Victoria’s chief health officer Brett Sutton has opened up in a candid interview, revealing he felt ‘awful’ as a father during the coronavirus pandemic.

Victoria’s chief health officer Brett Sutton has revealed he “felt awful as a father” as he put his job ahead of his family during last year’s COVID-19 crisis in Victoria.

Professor Sutton was interviewed for the Taking Care podcast with Queensland chief health officer Dr Jeannette Young.

The health professionals spoke openly about their experiences of being leaders during the pandemic, how they coped and the impact on them and their families.

The COVID-19 pandemic required both doctors to make daily decisions, provide advice to government and build trust within the community.

They also had to front daily media briefings.

Professor Sutton spoke about the heavy burden of decision making with such far-reaching consequences, and the importance of his own family and other support mechanisms he relied on to handle pressure.

He credited his family, meditation practice and professional support services with helping him cope with the pressure.

But his “weeks of absence” had far-reaching consequences.

“There was grief with being with your family but not with your family, psychologically, putting my kids to bed, but my mind being elsewhere,” he said.

“I felt awful as a father, I felt I was with my children but absent for weeks and weeks on end.”

Dr Young said there was no rule book for working as a chief health officer through the pandemic and revealed she had received horrific death threats.

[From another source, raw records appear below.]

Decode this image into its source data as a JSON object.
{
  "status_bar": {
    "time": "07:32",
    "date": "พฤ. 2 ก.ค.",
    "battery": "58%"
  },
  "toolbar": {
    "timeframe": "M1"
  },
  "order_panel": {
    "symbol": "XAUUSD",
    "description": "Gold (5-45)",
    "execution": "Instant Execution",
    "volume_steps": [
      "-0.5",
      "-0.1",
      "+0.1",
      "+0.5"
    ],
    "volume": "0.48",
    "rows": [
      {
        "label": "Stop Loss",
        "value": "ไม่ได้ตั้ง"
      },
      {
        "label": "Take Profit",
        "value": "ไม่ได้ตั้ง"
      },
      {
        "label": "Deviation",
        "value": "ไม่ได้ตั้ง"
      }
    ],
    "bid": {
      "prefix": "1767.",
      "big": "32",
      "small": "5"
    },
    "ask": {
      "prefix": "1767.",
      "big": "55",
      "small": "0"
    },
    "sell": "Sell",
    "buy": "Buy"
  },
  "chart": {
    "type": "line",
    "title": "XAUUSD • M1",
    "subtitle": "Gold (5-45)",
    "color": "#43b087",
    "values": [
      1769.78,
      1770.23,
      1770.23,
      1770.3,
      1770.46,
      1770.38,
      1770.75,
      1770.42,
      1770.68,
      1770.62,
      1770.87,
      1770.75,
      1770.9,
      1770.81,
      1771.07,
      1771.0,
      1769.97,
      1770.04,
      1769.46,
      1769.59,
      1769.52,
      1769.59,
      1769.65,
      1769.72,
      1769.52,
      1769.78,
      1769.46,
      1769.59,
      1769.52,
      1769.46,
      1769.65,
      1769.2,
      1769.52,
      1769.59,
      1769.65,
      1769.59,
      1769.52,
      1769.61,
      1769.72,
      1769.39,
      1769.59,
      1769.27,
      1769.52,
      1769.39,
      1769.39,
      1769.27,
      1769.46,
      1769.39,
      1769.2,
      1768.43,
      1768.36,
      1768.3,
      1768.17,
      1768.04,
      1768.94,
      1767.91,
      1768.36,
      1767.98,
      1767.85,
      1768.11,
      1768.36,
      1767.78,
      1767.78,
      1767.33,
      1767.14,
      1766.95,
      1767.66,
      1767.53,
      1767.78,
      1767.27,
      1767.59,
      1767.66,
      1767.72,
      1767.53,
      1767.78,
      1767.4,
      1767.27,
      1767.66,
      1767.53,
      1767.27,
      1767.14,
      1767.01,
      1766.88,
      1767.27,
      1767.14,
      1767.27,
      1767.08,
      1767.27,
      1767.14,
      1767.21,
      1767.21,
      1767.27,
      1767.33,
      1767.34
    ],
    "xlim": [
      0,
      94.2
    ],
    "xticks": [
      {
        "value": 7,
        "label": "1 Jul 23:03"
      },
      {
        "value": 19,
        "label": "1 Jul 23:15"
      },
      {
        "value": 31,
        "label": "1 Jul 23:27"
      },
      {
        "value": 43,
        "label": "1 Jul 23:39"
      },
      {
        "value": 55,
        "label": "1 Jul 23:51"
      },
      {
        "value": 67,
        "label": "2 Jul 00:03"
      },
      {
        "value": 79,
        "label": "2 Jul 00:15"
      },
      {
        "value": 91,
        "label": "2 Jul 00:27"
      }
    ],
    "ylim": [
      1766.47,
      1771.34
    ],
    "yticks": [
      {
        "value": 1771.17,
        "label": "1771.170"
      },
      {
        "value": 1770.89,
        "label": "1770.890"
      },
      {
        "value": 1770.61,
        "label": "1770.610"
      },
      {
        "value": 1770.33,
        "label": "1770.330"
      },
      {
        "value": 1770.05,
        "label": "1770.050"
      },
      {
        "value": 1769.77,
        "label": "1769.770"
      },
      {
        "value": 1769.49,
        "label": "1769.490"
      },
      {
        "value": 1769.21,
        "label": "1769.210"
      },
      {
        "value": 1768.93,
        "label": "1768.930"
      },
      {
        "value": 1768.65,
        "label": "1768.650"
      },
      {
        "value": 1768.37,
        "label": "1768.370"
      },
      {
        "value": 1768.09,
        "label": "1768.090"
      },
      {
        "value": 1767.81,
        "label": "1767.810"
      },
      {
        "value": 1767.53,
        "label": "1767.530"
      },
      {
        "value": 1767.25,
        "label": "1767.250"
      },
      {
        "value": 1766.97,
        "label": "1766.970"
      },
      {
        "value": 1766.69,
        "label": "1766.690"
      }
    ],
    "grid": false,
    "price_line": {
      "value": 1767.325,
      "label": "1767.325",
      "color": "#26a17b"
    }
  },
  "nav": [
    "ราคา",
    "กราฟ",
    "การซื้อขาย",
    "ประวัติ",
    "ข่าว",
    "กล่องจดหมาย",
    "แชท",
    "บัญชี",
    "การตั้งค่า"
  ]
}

“I did get some pretty nasty death threats, but the response from the Premier and the police who then protected me, indeed the response from 99.9 per cent of Queenslanders, was fantastic,” she said.

Despite the intensity and seriousness of their work, both could also see the lighter side of the unforeseen ‘celebrity factor’ that came with being in the unavoidable media spotlight.

Mr Sutton said a man at Bunnings had approached him.

“He said ‘you look a lot like that …’ I nodded and said I am that guy, that annoying guy you see on TV every night,” Professor Sutton said.